[LU-17156] sanityn test_16j: timeout Created: 29/Sep/23 Updated: 18/Nov/23 Resolved: 18/Nov/23 |
|
| Status: | Resolved |
| Project: | Lustre |
| Component/s: | None |
| Affects Version/s: | None |
| Fix Version/s: | Lustre 2.16.0 |
| Type: | Bug | Priority: | Minor |
| Reporter: | Maloo | Assignee: | Arshad Hussain |
| Resolution: | Fixed | Votes: | 0 |
| Labels: | None | ||
| Issue Links: |
|
||||||||
| Severity: | 3 | ||||||||
| Rank (Obsolete): | 9223372036854775807 | ||||||||
| Description |
|
This issue was created by maloo for S Buisson <sbuisson@ddn.com> This issue relates to the following test suite run: https://testing.whamcloud.com/test_sets/aa93e973-8c6b-4568-a9ce-a2747abd4f7b test_16j failed with the following error: Timeout occurred after 418 minutes, last suite running was sanityn Test session details: VVVVVVV DO NOT REMOVE LINES BELOW, Added by Maloo for auto-association VVVVVVV |
| Comments |
| Comment by Arshad Hussain [ 19/Oct/23 ] |
|
From: https://testing.whamcloud.com/test_logs/6315cba4-8e7e-490d-ba12-d4fad74d3784/show_text == sanityn test 16j: race dio with buffered i/o ========== 14:13:36 (1697552016) 1+0 records in 1+0 records out 26214400 bytes (26 MB, 25 MiB) copied, 0.294639 s, 89.0 MB/s CMD: trevis-31vm3 /usr/sbin/lctl get_param -n osd-*.lustre-OST0000 lustre-OST0000_UUID.nonrotational trevis-31vm3: error: get_param: param_path 'lustre-OST0000_UUID/nonrotational': No such file or directory pdsh@trevis-31vm1: trevis-31vm3: ssh exited with exit code 2 /usr/lib64/lustre/tests/test-framework.sh: line 11492: [: : integer expression expected bs: 1024, file_size 26214400 ... It looks like call to zfs_or_rotational() -> ostname_from_index() has returned "lustre-OST0000 lustre-OST0000_UUID" instead of just "lustre-OST0000" |
| Comment by Gerrit Updater [ 03/Nov/23 ] |
|
"Arshad Hussain <arshad.hussain@aeoncomputing.com>" uploaded a new patch: https://review.whamcloud.com/c/fs/lustre-release/+/52973 |
| Comment by Andreas Dilger [ 05/Nov/23 ] |
|
It looks like there is a typo in the expansion: lctl get_param -n osd-*.lustre-OST0000 lustre-OST0000_UUID.nonrotational There is a space in there, and "lustre-OST0000" is shown twice? |
| Comment by Arshad Hussain [ 05/Nov/23 ] |
|
Yes definitely.

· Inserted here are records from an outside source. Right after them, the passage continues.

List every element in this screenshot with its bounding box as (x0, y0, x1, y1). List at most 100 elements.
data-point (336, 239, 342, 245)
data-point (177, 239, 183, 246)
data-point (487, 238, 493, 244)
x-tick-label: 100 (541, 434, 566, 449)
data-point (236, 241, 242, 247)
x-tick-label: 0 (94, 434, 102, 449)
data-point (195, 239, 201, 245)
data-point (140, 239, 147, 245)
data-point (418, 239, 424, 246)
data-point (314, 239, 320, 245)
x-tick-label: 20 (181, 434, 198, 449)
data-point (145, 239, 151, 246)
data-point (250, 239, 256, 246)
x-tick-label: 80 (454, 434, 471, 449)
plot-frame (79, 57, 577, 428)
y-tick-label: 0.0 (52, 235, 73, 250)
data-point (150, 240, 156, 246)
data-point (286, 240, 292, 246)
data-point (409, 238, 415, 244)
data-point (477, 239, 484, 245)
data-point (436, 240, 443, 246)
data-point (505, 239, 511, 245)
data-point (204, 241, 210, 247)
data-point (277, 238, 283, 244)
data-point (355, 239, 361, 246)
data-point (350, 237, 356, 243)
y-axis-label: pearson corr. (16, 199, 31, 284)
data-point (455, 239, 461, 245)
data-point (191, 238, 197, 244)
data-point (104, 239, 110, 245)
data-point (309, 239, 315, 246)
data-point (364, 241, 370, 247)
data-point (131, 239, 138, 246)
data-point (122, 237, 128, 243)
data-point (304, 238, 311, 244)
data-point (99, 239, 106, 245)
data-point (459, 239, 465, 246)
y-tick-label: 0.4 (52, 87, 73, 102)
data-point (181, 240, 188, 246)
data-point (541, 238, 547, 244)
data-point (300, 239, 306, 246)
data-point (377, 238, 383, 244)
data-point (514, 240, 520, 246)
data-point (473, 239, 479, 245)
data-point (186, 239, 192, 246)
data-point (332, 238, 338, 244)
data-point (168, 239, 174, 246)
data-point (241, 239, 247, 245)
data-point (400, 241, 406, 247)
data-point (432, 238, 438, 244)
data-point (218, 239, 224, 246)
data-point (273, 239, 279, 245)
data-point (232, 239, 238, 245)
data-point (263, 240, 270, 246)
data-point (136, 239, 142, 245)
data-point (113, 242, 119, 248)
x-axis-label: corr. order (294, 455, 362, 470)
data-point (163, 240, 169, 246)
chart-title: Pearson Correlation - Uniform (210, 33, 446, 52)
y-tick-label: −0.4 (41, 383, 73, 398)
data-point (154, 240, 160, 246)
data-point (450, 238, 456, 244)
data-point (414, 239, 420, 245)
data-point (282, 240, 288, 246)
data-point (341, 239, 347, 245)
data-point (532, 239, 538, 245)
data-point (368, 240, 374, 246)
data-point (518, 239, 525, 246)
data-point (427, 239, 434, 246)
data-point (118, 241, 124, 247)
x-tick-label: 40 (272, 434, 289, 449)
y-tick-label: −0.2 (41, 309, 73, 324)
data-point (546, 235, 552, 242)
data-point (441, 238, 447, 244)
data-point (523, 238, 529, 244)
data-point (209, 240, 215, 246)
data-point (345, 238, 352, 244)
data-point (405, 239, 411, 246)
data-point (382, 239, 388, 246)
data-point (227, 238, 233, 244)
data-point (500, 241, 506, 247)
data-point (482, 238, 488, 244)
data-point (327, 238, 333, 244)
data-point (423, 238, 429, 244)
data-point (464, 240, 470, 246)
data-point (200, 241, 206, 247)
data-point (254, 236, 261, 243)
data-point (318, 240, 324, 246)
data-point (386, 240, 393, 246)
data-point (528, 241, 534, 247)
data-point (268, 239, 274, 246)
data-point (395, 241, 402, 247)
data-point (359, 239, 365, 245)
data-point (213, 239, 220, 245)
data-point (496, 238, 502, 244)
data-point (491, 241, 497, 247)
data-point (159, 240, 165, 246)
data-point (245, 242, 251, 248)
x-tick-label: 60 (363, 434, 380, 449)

This looks like test case issue. I was initially thinking some unusual "lfs osts" output leading to this. Looked at the parsing, all seems correct. So, I put a patch to dump more log on error. (I just saw your review on that, will take care of it). There is a space in there, and "lustre-OST0000" is shown twice? Yes. and also, We should not have "_UUID" string there. It should have been remove. |
| Comment by Andreas Dilger [ 05/Nov/23 ] |
|
The _UUID string is just a result of the "echo" command only removing the first instance of _UUID in the output. When there is only a single OST name printed this will not be a problem. I've updated the patch with the fix. It looks like this has been an issue with the zfs_or_rotational() function since it was landed back on 2023-08-24, and it meant that that tests intended not to run on ZFS (because DIO on ZFS is very slow) were being run anyway and sometimes passing, and sometimes timing out. |
| Comment by Patrick Farrell [ 05/Nov/23 ] |
|
To be clear, if these tests run the full version on ZFS (or maybe even just on a rotational disk), they will time out. It just takes too long. So an error in zfs_or_rotational is enough to explain timeouts here. |
| Comment by Arshad Hussain [ 06/Nov/23 ] |
|
<snip> I've updated the patch with the fix... <snip> Andreas, yes saw that. Thanks again!
... It just takes too long. So an error in zfs_or_rotational is enough to explain timeouts here. Correct. Understood. |
| Comment by Gerrit Updater [ 18/Nov/23 ] |
|
"Oleg Drokin <green@whamcloud.com>" merged in patch https://review.whamcloud.com/c/fs/lustre-release/+/52973/ |
| Comment by Peter Jones [ 18/Nov/23 ] |
|
Landed for 2.16 |